A light emitting device based on a semiconductor is made by stacking semiconductor layers such as n-type and/or p-type so as to form a semiconductor stacking structure on a substrate and providing electrodes on the layers of different conductivity types, while electricity is supplied through the electrodes so that the device emits light. There is also such a light emitting device comprising a support member and a semiconductor stacking structure made by bonding a semiconductor device structure formed on a substrate onto the support member (for example, shown in FIG. 2 of Japanese Unexamined Patent Publication (Kokai) No. 2003-31858).
However, the structure of the light emitting device of the prior art does not allow it to extract sufficient light, and the electrodes of the light emitting device bonded onto the support member cannot be formed so as have sufficient characteristics suitable for a light emitting device due to constraints of the manufacturing process.
Specifically, in the semiconductor stacking structure that is bonded onto the support member, the electrodes provided on the semiconductor stacking structure before bonding can be alloyed by heat treatment or the like after forming the electrodes, so that the properties of the electrodes such as ohmic property, heat resistance, reliability during the operation of the light emitting device, for example heat resistance of the device and bonding property can be improved. However, the electrodes provided on the semiconductor stacking structure after bonding it onto the support member can not be sufficiently heat treated due to restriction resulted from heat resistance of the bonding member. For example, in case denaturing or deformation of the bonding member through heat treatment causes a decrease in the bonding strength, it is necessary to set a lower heat treatment temperature so as to avoid such troubles. As a result, it has been difficult to obtain satisfactory characteristics of the electrodes that are provided on the semiconductor stacking structure after bonding it onto the support member.
There is also such a problem that the structure and the arrangement of the electrodes in the semiconductor stacking structure are such that shade the emitted light depending on the material of the electrodes, and therefore the electrode structure involves advanced design. In case the semiconductor layers of different types of conductivity have different levels of carrier mobility, layout of the electrodes formed on the semiconductor layers different types of conductivity has a great influence on the control of carrier, consequently on the efficiency of light emission.

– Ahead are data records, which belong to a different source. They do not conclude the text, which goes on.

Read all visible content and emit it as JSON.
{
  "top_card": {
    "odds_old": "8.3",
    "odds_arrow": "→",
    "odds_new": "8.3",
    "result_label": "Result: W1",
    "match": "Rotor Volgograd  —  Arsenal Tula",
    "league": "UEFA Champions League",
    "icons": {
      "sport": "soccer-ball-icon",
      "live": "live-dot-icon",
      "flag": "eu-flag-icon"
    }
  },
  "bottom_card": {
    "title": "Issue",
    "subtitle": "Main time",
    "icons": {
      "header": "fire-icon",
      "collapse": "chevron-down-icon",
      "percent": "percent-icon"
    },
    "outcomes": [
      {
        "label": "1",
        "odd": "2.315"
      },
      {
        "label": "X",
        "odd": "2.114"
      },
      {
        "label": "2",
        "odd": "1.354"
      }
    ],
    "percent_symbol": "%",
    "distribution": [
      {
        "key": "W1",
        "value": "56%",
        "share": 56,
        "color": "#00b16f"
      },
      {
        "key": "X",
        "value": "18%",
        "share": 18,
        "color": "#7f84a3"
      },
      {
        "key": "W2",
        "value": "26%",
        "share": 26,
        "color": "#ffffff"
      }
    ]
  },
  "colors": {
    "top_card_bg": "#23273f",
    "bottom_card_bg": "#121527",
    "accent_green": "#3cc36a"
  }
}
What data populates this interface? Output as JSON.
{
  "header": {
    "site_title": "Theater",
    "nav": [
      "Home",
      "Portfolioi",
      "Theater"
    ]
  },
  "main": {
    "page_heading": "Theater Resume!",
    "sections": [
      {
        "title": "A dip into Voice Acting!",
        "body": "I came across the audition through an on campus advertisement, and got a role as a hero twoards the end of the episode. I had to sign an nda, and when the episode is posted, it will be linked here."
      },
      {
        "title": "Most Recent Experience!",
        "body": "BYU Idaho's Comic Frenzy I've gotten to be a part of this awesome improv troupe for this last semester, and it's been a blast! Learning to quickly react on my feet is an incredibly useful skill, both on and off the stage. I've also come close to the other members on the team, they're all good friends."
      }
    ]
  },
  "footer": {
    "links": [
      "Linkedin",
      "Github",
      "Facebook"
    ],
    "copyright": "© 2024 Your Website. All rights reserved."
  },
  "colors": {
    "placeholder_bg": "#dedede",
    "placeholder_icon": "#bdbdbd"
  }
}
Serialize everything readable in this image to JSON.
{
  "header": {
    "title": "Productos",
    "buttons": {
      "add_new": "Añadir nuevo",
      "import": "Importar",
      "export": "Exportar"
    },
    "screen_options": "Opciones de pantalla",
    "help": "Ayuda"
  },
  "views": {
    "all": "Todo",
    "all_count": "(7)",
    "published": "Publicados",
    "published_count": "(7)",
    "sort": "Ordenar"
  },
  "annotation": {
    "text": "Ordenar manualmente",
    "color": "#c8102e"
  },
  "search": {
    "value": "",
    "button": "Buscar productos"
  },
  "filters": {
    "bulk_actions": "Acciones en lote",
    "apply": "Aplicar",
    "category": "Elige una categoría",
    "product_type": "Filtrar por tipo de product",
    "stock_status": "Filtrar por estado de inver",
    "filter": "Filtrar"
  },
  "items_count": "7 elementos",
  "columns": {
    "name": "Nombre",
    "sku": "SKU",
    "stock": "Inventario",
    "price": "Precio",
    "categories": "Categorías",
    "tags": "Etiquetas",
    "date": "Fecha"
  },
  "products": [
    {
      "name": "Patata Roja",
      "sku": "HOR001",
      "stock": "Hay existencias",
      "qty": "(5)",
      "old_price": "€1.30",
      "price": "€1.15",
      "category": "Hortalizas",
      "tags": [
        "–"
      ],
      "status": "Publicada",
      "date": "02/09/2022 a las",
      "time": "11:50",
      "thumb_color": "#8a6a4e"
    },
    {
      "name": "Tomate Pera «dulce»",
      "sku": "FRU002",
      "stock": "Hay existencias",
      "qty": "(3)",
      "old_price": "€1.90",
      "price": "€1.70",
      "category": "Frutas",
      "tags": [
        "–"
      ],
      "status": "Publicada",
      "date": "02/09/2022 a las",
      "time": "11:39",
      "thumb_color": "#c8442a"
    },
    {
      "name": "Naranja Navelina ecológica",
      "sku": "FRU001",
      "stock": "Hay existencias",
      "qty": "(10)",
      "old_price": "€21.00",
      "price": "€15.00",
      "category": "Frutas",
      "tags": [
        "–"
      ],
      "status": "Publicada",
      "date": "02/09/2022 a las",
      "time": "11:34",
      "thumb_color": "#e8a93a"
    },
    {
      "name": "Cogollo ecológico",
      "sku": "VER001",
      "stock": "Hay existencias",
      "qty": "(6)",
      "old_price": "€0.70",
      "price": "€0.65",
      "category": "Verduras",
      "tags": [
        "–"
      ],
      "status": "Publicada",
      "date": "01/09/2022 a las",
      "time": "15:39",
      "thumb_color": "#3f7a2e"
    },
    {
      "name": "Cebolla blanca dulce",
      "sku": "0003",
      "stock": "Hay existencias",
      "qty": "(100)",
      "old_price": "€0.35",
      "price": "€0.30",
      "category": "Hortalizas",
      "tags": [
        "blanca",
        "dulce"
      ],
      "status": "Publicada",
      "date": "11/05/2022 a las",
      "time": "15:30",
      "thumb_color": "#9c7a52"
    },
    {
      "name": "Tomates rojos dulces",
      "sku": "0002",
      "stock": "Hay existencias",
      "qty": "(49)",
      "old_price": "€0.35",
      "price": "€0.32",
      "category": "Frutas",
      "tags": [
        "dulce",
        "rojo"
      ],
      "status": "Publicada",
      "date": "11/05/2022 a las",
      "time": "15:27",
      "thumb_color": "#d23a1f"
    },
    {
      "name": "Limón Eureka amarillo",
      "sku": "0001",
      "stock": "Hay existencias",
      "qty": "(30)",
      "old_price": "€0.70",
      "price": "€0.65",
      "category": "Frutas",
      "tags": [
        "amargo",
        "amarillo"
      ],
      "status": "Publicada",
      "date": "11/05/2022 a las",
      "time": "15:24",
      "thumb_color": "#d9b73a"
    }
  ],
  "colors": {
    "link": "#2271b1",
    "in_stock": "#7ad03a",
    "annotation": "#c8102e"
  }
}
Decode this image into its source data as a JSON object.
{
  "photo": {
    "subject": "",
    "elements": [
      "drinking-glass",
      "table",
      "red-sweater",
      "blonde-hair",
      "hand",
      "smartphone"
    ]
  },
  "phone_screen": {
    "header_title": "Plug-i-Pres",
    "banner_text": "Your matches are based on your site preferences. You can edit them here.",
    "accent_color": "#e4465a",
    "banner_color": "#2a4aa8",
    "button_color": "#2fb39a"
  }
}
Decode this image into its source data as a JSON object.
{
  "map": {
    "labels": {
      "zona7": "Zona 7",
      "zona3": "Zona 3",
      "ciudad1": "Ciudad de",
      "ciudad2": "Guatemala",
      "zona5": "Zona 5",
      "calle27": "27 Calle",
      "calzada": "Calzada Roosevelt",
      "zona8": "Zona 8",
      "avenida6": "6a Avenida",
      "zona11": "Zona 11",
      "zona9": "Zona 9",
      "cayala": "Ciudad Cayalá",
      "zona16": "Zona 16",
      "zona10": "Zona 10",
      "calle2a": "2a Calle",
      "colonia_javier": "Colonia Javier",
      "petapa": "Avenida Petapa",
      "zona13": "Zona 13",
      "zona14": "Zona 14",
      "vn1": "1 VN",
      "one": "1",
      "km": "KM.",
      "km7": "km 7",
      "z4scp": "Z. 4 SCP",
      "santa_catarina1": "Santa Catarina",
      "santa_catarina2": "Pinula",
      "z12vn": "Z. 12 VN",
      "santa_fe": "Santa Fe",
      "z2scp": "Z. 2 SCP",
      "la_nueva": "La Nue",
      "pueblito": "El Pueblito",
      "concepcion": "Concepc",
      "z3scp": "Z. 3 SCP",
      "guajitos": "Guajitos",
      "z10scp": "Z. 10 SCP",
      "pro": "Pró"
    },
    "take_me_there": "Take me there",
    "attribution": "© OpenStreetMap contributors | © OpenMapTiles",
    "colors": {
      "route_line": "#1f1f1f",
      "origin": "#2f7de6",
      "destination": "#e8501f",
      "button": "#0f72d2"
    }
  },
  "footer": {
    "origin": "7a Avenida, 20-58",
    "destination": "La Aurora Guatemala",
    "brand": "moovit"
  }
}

For example, when the surface area of the light emitting device becomes larger, a part of the light emitting structure section may not emit sufficient amount of light due to the structure of the electrode even when the light emitting structure section has a surface area that is proportional to the surface area of the device. Moreover, the light emitting structure section may instead absorb the light propagating in the light emitting device thus making it impossible to increase the optical output in proportion to the increase in the device area. When the area of light emitting devices, area of the light emitting structure and the number of light emitting structure sections are increased, there arise such problems as the uniformity of light emission and loss of light in a portion having low efficiency of light emission. Therefore, design of the structures of the electrodes and the device are very important.
In case the electrode is used for dissipating heat, it must be designed by giving consideration also to the layout of the lead-out portion of the electrode for external connection and the route of dissipating heat from the semiconductor stacking structure. Thus extremely sophisticated design is required to provide the optimum semiconductor stacking structure and electrode structure.
The semiconductor stacking structure bonded onto the support member also has the following problem. When electrodes of the light emitting device are provided between the support member and the semiconductor stacking structure, strength of bonding with the bonding member or with an insulating film that isolates the electrode of the semiconductor stacking structure and the bonding member, layout of these members within a plane and the stacking structure have importance, and it is necessary to give consideration to the heat treatment of the electrodes and heat resistance of the bonding member in the manufacturing process. Also with regard to the stability of the members used in the light emitting device under the influence of the heat generated during operation of the device, design of the route of dissipating heat from the semiconductor stacking structure to the support member is important for ensuring sufficient reliability in terms of bonding strength and the like.